The relationship between Simon and Gray worked well enough. Any threats were predominantly physical or magical; there was no real emotional tension here, which might be why I felt it lacked salt. The more I think about it, aside from the man sex, as it developed this book felt rather like a rather young Y/A book, simple concepts, undemanding characters with a pleasant happy nourishing family background. I think Simon was by far the strongest written and most interesting character.The villain of the piece was recognisable from almost the moment he drew breath, but that is often the case and I rarely take offence at that. The mage’s council was very under drawn and I didn’t believe in their responses at all.

The narrative is very linear, we follow the story from point A to point B with no unexpected diversions along the way. Actually, while trying not to sound sound too lit crit here, the writer’s language became very simplistic in the latter stages of the book. Every other sentence included the conjunction ” and  ” in an overuse of this grammatical connection. This led to a very pedestrian feel to the story, that I found really flattened my response to it.

I enjoyed the beginning, the magical society, and the main characters, but somehow the story became less interesting for me the longer it went on. There were loose ends which should have been resolved, but might mean there is a sequel in the making. This is another one I feel other readers might enjoy rather more than I did.
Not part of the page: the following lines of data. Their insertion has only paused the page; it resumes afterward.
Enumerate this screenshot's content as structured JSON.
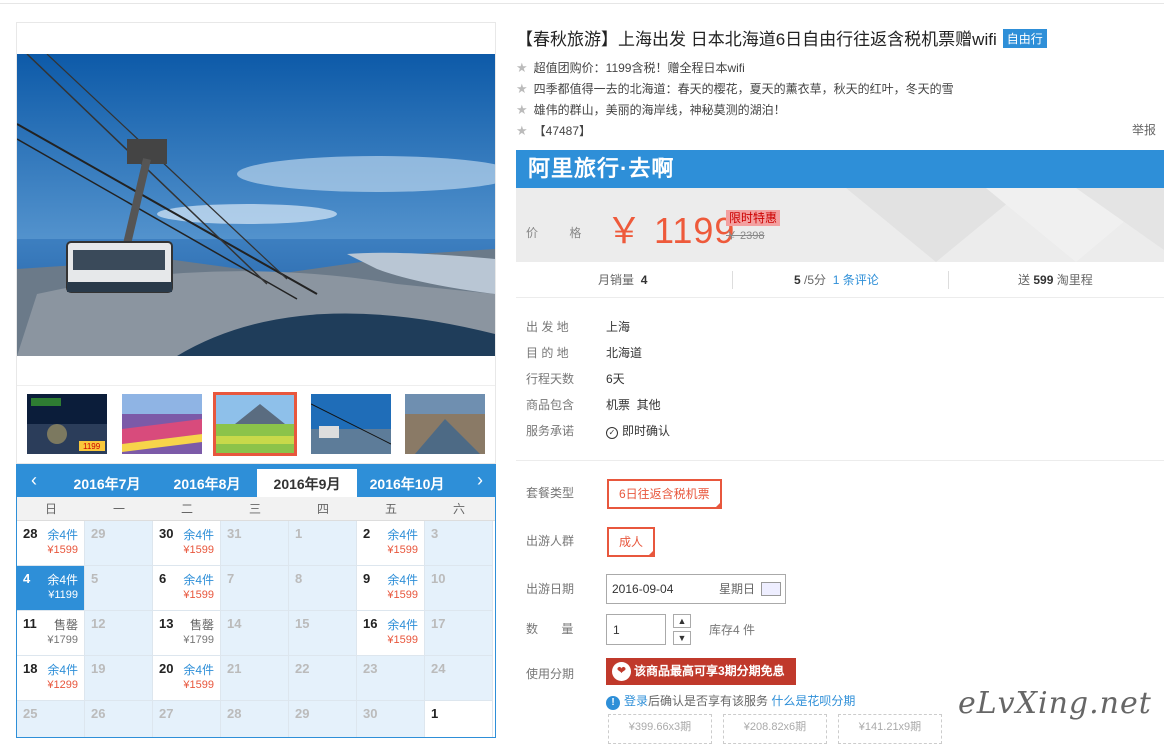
{
  "product": {
    "title": "【春秋旅游】上海出发 日本北海道6日自由行往返含税机票赠wifi",
    "tag": "自由行",
    "features": [
      "超值团购价：1199含税！赠全程日本wifi",
      "四季都值得一去的北海道：春天的樱花，夏天的薰衣草，秋天的红叶，冬天的雪",
      "雄伟的群山，美丽的海岸线，神秘莫测的湖泊！",
      "【47487】"
    ],
    "report": "举报"
  },
  "price": {
    "banner": "阿里旅行·去啊",
    "label": "价 格",
    "value": "￥ 1199",
    "promo": "限时特惠",
    "original": "￥ 2398"
  },
  "stats": {
    "sales_label": "月销量",
    "sales_value": "4",
    "rating_value": "5",
    "rating_suffix": "/5分",
    "reviews": "1 条评论",
    "miles_pre": "送",
    "miles_value": "599",
    "miles_post": "淘里程"
  },
  "info": [
    {
      "k": "出 发 地",
      "v": "上海"
    },
    {
      "k": "目 的 地",
      "v": "北海道"
    },
    {
      "k": "行程天数",
      "v": "6天"
    },
    {
      "k": "商品包含",
      "v": "机票  其他"
    },
    {
      "k": "服务承诺",
      "v": "即时确认"
    }
  ],
  "options": {
    "package_label": "套餐类型",
    "package_value": "6日往返含税机票",
    "traveler_label": "出游人群",
    "traveler_value": "成人",
    "date_label": "出游日期",
    "date_value": "2016-09-04",
    "weekday": "星期日",
    "qty_label": "数 量",
    "qty_value": "1",
    "stock": "库存4 件",
    "install_label": "使用分期",
    "install_btn": "该商品最高可享3期分期免息",
    "note_login": "登录",
    "note_mid": "后确认是否享有该服务",
    "note_link": "什么是花呗分期",
    "plans": [
      "¥399.66x3期",
      "¥208.82x6期",
      "¥141.21x9期"
    ]
  },
  "calendar": {
    "months": [
      "2016年7月",
      "2016年8月",
      "2016年9月",
      "2016年10月"
    ],
    "active_month": "2016年9月",
    "weekdays": [
      "日",
      "一",
      "二",
      "三",
      "四",
      "五",
      "六"
    ],
    "rows": [
      [
        {
          "d": "28",
          "s": "余4件",
          "p": "¥1599",
          "on": true
        },
        {
          "d": "29"
        },
        {
          "d": "30",
          "s": "余4件",
          "p": "¥1599",
          "on": true
        },
        {
          "d": "31"
        },
        {
          "d": "1"
        },
        {
          "d": "2",
          "s": "余4件",
          "p": "¥1599",
          "on": true
        },
        {
          "d": "3"
        }
      ],
      [
        {
          "d": "4",
          "s": "余4件",
          "p": "¥1199",
          "on": true,
          "sel": true
        },
        {
          "d": "5"
        },
        {
          "d": "6",
          "s": "余4件",
          "p": "¥1599",
          "on": true
        },
        {
          "d": "7"
        },
        {
          "d": "8"
        },
        {
          "d": "9",
          "s": "余4件",
          "p": "¥1599",
          "on": true
        },
        {
          "d": "10"
        }
      ],
      [
        {
          "d": "11",
          "s": "售罄",
          "p": "¥1799",
          "on": true,
          "sold": true
        },
        {
          "d": "12"
        },
        {
          "d": "13",
          "s": "售罄",
          "p": "¥1799",
          "on": true,
          "sold": true
        },
        {
          "d": "14"
        },
        {
          "d": "15"
        },
        {
          "d": "16",
          "s": "余4件",
          "p": "¥1599",
          "on": true
        },
        {
          "d": "17"
        }
      ],
      [
        {
          "d": "18",
          "s": "余4件",
          "p": "¥1299",
          "on": true
        },
        {
          "d": "19"
        },
        {
          "d": "20",
          "s": "余4件",
          "p": "¥1599",
          "on": true
        },
        {
          "d": "21"
        },
        {
          "d": "22"
        },
        {
          "d": "23"
        },
        {
          "d": "24"
        }
      ],
      [
        {
          "d": "25"
        },
        {
          "d": "26"
        },
        {
          "d": "27"
        },
        {
          "d": "28"
        },
        {
          "d": "29"
        },
        {
          "d": "30"
        },
        {
          "d": "1",
          "on": true
        }
      ]
    ]
  },
  "thumb_badges": [
    "1199"
  ],
  "watermark": "eLvXing.net",
  "colors": {
    "accent": "#2e8fd8",
    "price": "#ee5a3b",
    "select": "#e8573d"
  }
}
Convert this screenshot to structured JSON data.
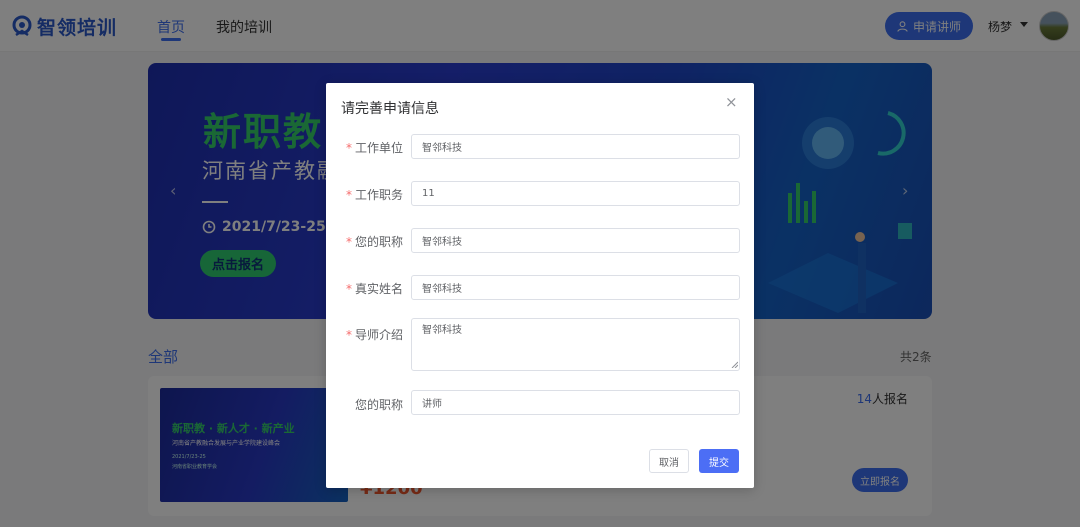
{
  "header": {
    "logo_text": "智领培训",
    "nav": [
      {
        "label": "首页",
        "active": true
      },
      {
        "label": "我的培训",
        "active": false
      }
    ],
    "apply_button": "申请讲师",
    "username": "杨梦"
  },
  "banner": {
    "title": "新职教",
    "subtitle": "河南省产教融",
    "date": "2021/7/23-25",
    "button": "点击报名",
    "prev_arrow": "‹",
    "next_arrow": "›"
  },
  "list": {
    "section_title": "全部",
    "total": "共2条",
    "card": {
      "image_title": "新职教 · 新人才 · 新产业",
      "image_subtitle": "河南省产教融合发展与产业学院建设峰会",
      "image_date": "2021/7/23-25",
      "image_org": "河南省职业教育学会",
      "price": "¥1200",
      "count_number": "14",
      "count_suffix": "人报名",
      "button": "立即报名"
    }
  },
  "modal": {
    "title": "请完善申请信息",
    "close": "×",
    "fields": [
      {
        "label": "工作单位",
        "required": true,
        "value": "智邻科技"
      },
      {
        "label": "工作职务",
        "required": true,
        "value": "11"
      },
      {
        "label": "您的职称",
        "required": true,
        "value": "智邻科技"
      },
      {
        "label": "真实姓名",
        "required": true,
        "value": "智邻科技"
      },
      {
        "label": "导师介绍",
        "required": true,
        "value": "智邻科技"
      },
      {
        "label": "您的职称",
        "required": false,
        "value": "讲师"
      }
    ],
    "cancel": "取消",
    "submit": "提交"
  },
  "colors": {
    "accent": "#3c6ef0",
    "submit": "#4c6ef5",
    "required": "#f56c6c",
    "banner_green": "#35d06a",
    "price": "#f0562c"
  }
}
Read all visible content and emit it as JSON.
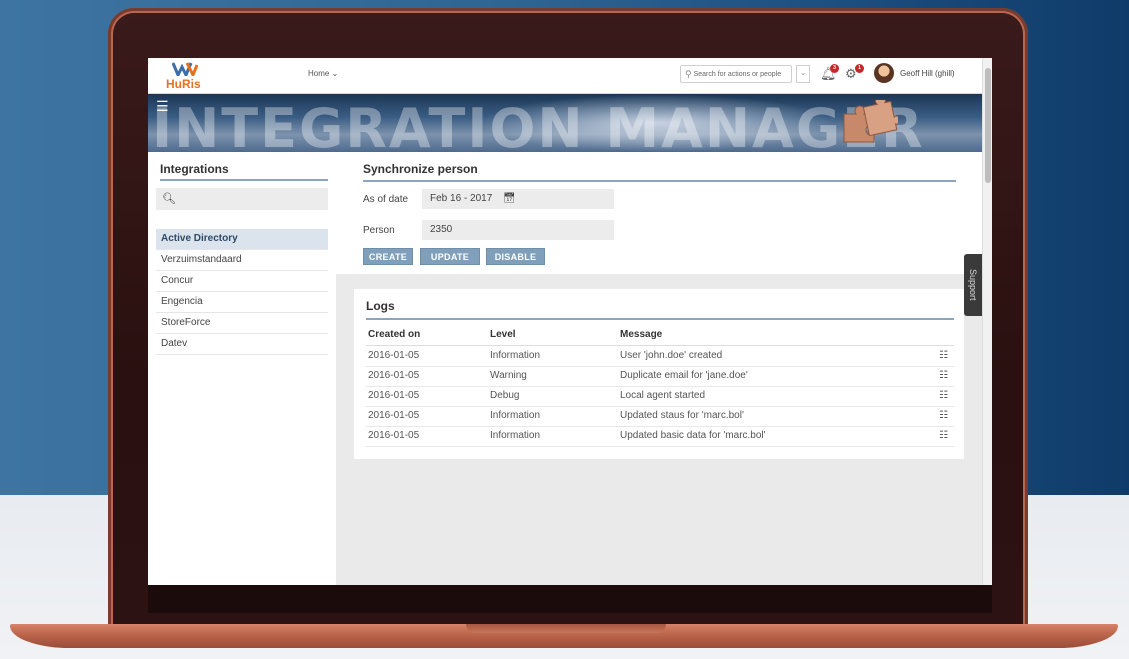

  • Simple is sometimes better. I really feel like we read different books, i felt this book was fresh and fun. It had just enough sex in it. More and more we find the characters declaring there love for one another and saturating the story with sex scene after sex scene. This didn’t do that. It built a relationship between the characters before they were having sex as well as for a werewolf story not having the imprinting was a great surprise, again I feel authors use imprinting as a way of not having to build an actual relationship with the characters. Oh he is my mate. Oh I love him. It gave me enough of an ending to be happy but kept me wanting more. I guess it is simply a differnce of opinion on this one.

    • Hi Amy

      I found the writing style in the beginning was attractive, but really felt it went off the boil towards the end, with your ‘simple’ becoming underwritten and a bit bland for my taste, but as you so rightly say we clearly saw it differently.

      I really agree with you that imprinting is so overused it’s sad. The next werewolf book I’m reviewing doesn’t use it ….. :bravo:

      Hope you enjoy the second in the series as much as you did the first.

  • Overall I liked this too. The concept was different and I liked that. I was really engaged for most of it. I too was less impressed with the ending and felt they left it hanging way too much. There were fundamental questions about Simon’s entire existence but no one seemed to realize that and then the book was done.

    I will check out the sequel when it comes out.

  • There is a sequel in the making( being publised aug or sept??). I enjoyed this one a lot and see what you mean about the second half of the book.
    Even so I liked this one a lot for it’s novelty concepts and non traditonal weretheme thing.

    • I so wanted to love this, had a lot of my favourite things, but it just went really flat for me. Thanks for telling me about the sequel Ingrid, I’m hoping it is a tighter read. Glad you enjoyed this one.